Any possibility of the Tipp City school district going to voters later this year for funding for new elementary classrooms is gone.

District Superintendent Gretta Kumpf told board of education members April 27 several things that would need to happen before the board could approach voters with a plan and funding request can’t be done in time.

Her comments followed a conversation earlier that day with an Ohio Facilities Comstruction Commission staff member who has been working with the district.

“He said everything is a big ‘if’ with the uncertainty” of state budget cuts and OFCC office reopening’s following the COVID-19 closings and stay at home orders, Kumpf said.

The building project would provide classrooms to replace the aging Broadway Elementary School and Nevin Coppock Elementary School. The districts kindergarten and first grade students attend Nevin Coppock while second and third graders attend Broadway.

The district has tried twice since 2016 to build a new facility. In 2016, a bond issue to build on the site of Broadway school using 100 percent local funding was rejected by voters.

In May 2019, a bond issue that would have used local dollars with some cost reimbursed through the OFCC was defeated by voters after last minute confusion over the plan and if it complied with OFCC requirements. That plan would have included renovations and an addition at the L.T. Ball Intermediate School.

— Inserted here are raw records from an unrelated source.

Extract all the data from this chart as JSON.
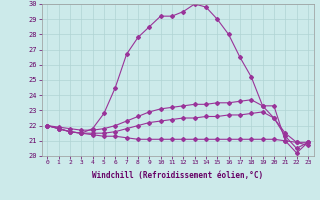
{
  "xlabel": "Windchill (Refroidissement éolien,°C)",
  "x": [
    0,
    1,
    2,
    3,
    4,
    5,
    6,
    7,
    8,
    9,
    10,
    11,
    12,
    13,
    14,
    15,
    16,
    17,
    18,
    19,
    20,
    21,
    22,
    23
  ],
  "series1": [
    22,
    21.8,
    21.6,
    21.5,
    21.4,
    21.3,
    21.3,
    21.2,
    21.1,
    21.1,
    21.1,
    21.1,
    21.1,
    21.1,
    21.1,
    21.1,
    21.1,
    21.1,
    21.1,
    21.1,
    21.1,
    21.0,
    20.9,
    20.7
  ],
  "series2": [
    22,
    21.8,
    21.6,
    21.5,
    21.5,
    21.5,
    21.6,
    21.8,
    22.0,
    22.2,
    22.3,
    22.4,
    22.5,
    22.5,
    22.6,
    22.6,
    22.7,
    22.7,
    22.8,
    22.9,
    22.5,
    21.5,
    20.9,
    20.9
  ],
  "series3": [
    22,
    21.9,
    21.8,
    21.7,
    21.7,
    21.8,
    22.0,
    22.3,
    22.6,
    22.9,
    23.1,
    23.2,
    23.3,
    23.4,
    23.4,
    23.5,
    23.5,
    23.6,
    23.7,
    23.3,
    22.5,
    21.3,
    20.5,
    20.9
  ],
  "series4": [
    22,
    21.8,
    21.6,
    21.5,
    21.8,
    22.8,
    24.5,
    26.7,
    27.8,
    28.5,
    29.2,
    29.2,
    29.5,
    30.0,
    29.8,
    29.0,
    28.0,
    26.5,
    25.2,
    23.3,
    23.3,
    21.0,
    20.2,
    20.9
  ],
  "line_color": "#993399",
  "bg_color": "#cceaea",
  "grid_color": "#b0d4d4",
  "ylim": [
    20,
    30
  ],
  "yticks": [
    20,
    21,
    22,
    23,
    24,
    25,
    26,
    27,
    28,
    29,
    30
  ],
  "fig_bg": "#cceaea"
}
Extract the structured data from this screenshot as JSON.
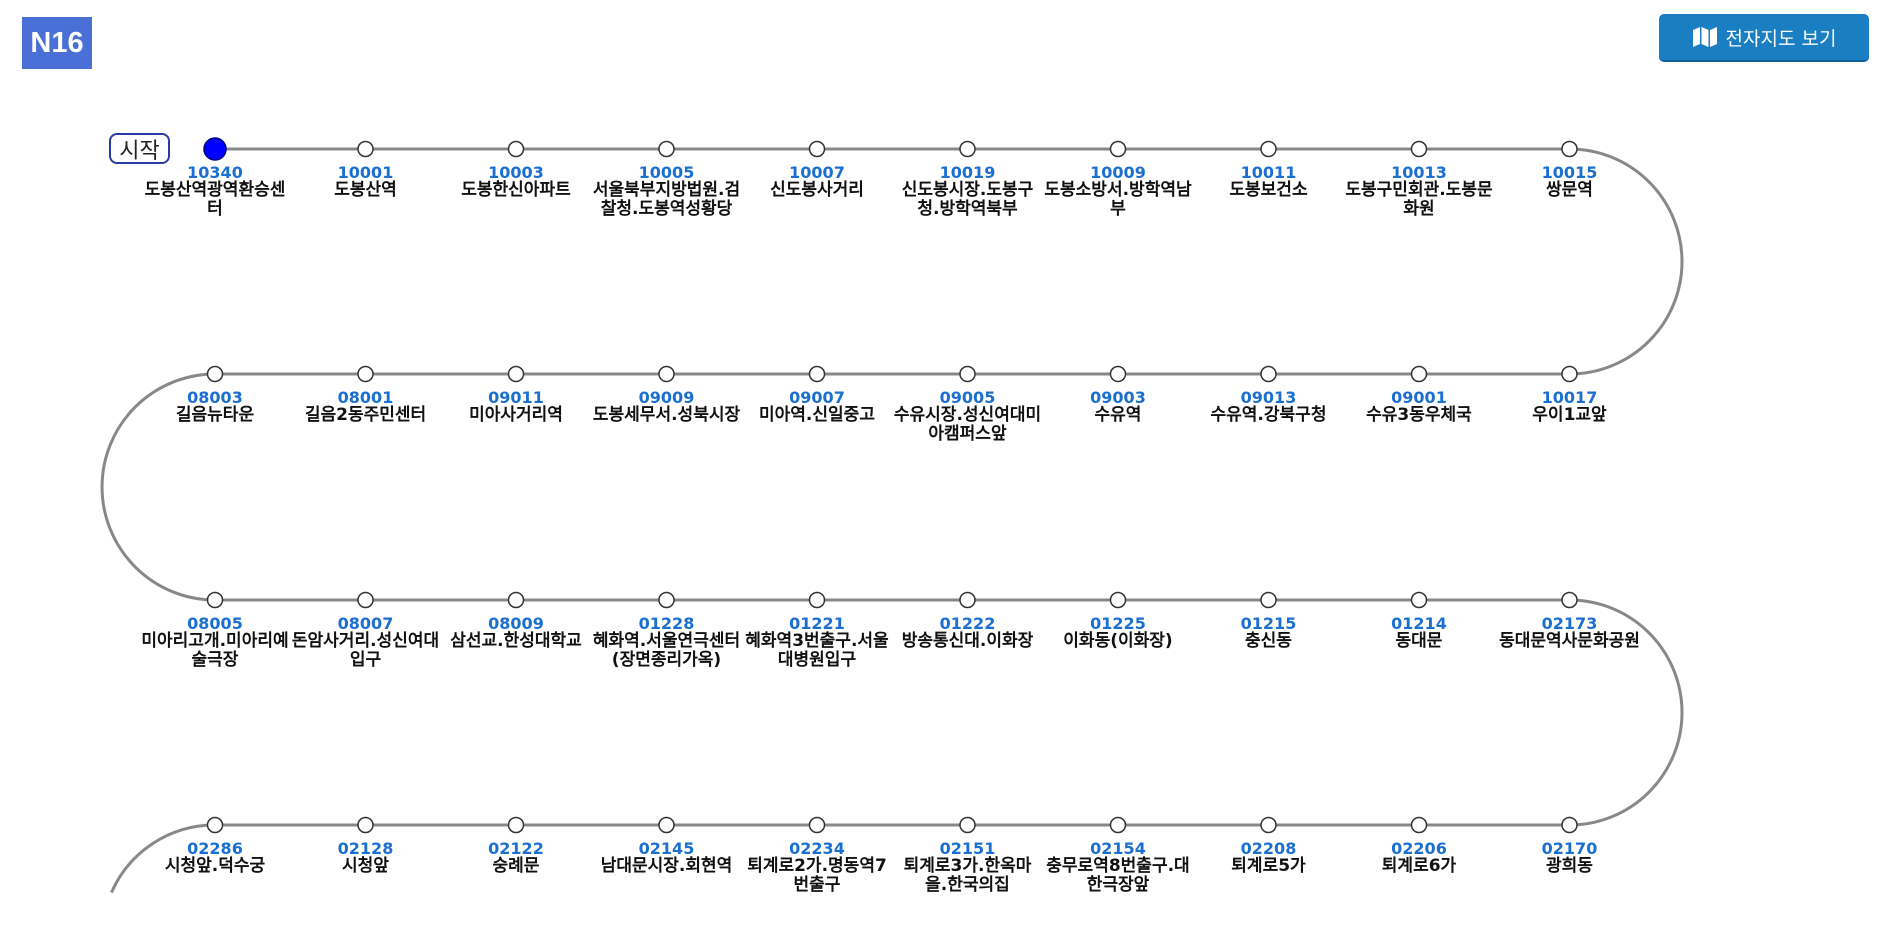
{
  "header": {
    "route_number": "N16",
    "map_button_label": "전자지도 보기",
    "map_button_icon": "map-icon"
  },
  "route": {
    "start_label": "시작",
    "colors": {
      "line": "#888888",
      "start_node": "#0000ff",
      "code": "#1a6fd1",
      "badge": "#4a6fd6",
      "button": "#1a7ec3"
    },
    "rows": [
      [
        {
          "code": "10340",
          "name": "도봉산역광역환승센터"
        },
        {
          "code": "10001",
          "name": "도봉산역"
        },
        {
          "code": "10003",
          "name": "도봉한신아파트"
        },
        {
          "code": "10005",
          "name": "서울북부지방법원.검찰청.도봉역성황당"
        },
        {
          "code": "10007",
          "name": "신도봉사거리"
        },
        {
          "code": "10019",
          "name": "신도봉시장.도봉구청.방학역북부"
        },
        {
          "code": "10009",
          "name": "도봉소방서.방학역남부"
        },
        {
          "code": "10011",
          "name": "도봉보건소"
        },
        {
          "code": "10013",
          "name": "도봉구민회관.도봉문화원"
        },
        {
          "code": "10015",
          "name": "쌍문역"
        }
      ],
      [
        {
          "code": "08003",
          "name": "길음뉴타운"
        },
        {
          "code": "08001",
          "name": "길음2동주민센터"
        },
        {
          "code": "09011",
          "name": "미아사거리역"
        },
        {
          "code": "09009",
          "name": "도봉세무서.성북시장"
        },
        {
          "code": "09007",
          "name": "미아역.신일중고"
        },
        {
          "code": "09005",
          "name": "수유시장.성신여대미아캠퍼스앞"
        },
        {
          "code": "09003",
          "name": "수유역"
        },
        {
          "code": "09013",
          "name": "수유역.강북구청"
        },
        {
          "code": "09001",
          "name": "수유3동우체국"
        },
        {
          "code": "10017",
          "name": "우이1교앞"
        }
      ],
      [
        {
          "code": "08005",
          "name": "미아리고개.미아리예술극장"
        },
        {
          "code": "08007",
          "name": "돈암사거리.성신여대입구"
        },
        {
          "code": "08009",
          "name": "삼선교.한성대학교"
        },
        {
          "code": "01228",
          "name": "혜화역.서울연극센터(장면종리가옥)"
        },
        {
          "code": "01221",
          "name": "혜화역3번출구.서울대병원입구"
        },
        {
          "code": "01222",
          "name": "방송통신대.이화장"
        },
        {
          "code": "01225",
          "name": "이화동(이화장)"
        },
        {
          "code": "01215",
          "name": "충신동"
        },
        {
          "code": "01214",
          "name": "동대문"
        },
        {
          "code": "02173",
          "name": "동대문역사문화공원"
        }
      ],
      [
        {
          "code": "02286",
          "name": "시청앞.덕수궁"
        },
        {
          "code": "02128",
          "name": "시청앞"
        },
        {
          "code": "02122",
          "name": "숭례문"
        },
        {
          "code": "02145",
          "name": "남대문시장.회현역"
        },
        {
          "code": "02234",
          "name": "퇴계로2가.명동역7번출구"
        },
        {
          "code": "02151",
          "name": "퇴계로3가.한옥마을.한국의집"
        },
        {
          "code": "02154",
          "name": "충무로역8번출구.대한극장앞"
        },
        {
          "code": "02208",
          "name": "퇴계로5가"
        },
        {
          "code": "02206",
          "name": "퇴계로6가"
        },
        {
          "code": "02170",
          "name": "광희동"
        }
      ]
    ]
  }
}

The board continued discussions last year and into this year, at first saying it was considering not working with OFCC but then deciding to try to secure some state dollars of offset project costs.

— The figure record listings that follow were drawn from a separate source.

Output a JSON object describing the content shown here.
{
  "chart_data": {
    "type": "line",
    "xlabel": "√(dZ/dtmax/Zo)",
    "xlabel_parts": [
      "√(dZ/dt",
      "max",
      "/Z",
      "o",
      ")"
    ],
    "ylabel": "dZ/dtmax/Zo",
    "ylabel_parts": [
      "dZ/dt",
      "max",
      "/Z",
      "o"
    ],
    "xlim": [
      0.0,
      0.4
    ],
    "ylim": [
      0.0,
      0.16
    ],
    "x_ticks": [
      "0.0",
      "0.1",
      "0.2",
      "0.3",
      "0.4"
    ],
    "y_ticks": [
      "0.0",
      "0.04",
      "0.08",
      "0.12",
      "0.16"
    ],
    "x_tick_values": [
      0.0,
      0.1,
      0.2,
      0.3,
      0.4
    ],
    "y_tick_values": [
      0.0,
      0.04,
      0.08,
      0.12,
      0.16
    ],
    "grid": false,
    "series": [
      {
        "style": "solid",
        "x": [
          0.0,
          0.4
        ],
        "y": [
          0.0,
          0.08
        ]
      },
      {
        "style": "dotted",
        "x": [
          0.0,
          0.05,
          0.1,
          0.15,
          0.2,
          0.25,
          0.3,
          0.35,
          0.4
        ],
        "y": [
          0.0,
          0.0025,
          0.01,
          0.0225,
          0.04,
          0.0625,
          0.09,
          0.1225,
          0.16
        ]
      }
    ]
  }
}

The possibility of a presentation to the OFCC and the state controlling board in May and then this summer was discussed before the COVID-19 shutdown.

When Kumpf talked with the OFCC contact April 27 several things had changed.

- The OFCC meetings have been canceled at least through May with the next meeting expected in July or August.

- The OFCC share for any Tipp City project - at 35 percent - has expired. New OFCC share numbers will be calculated and available in September.

- An increase in project costs also should be expected, ranging anywhere from 3 to 5 percent at this time.

“With the coronavirus and business have had to close and knowing the impact on the economy and our families a facilities issue on the November ballot seems unlikely,” Kumpf said. She is leaving the district at the end of July due to retirement and will turn over information to incoming superintendent Mark Stefanik, Kumpf said.

“It doesn’t sound like this year is the year,” board member Simon Patry, who recently said he would advocate the board moving forward with a project. He did support, however, the board putting facilities on an upcoming work session to keep discussions moving forward.

Board members appeared to agree that scheduling a work session again after the new percentage information is available in September would be the best approach in part due to other issues facing the board including disruptions from COVID-19.

The board also will need to decide when to initiate a professional survey whose topics included district residents’ opinions on facilities. The survey by Fallon Research was scheduled to begin at the end of March but put on hold at the last minute.

“We felt COVID-19 would impact the survey. We want the best information possible and there is just a lot of uncertainly right now,” Kumpf said.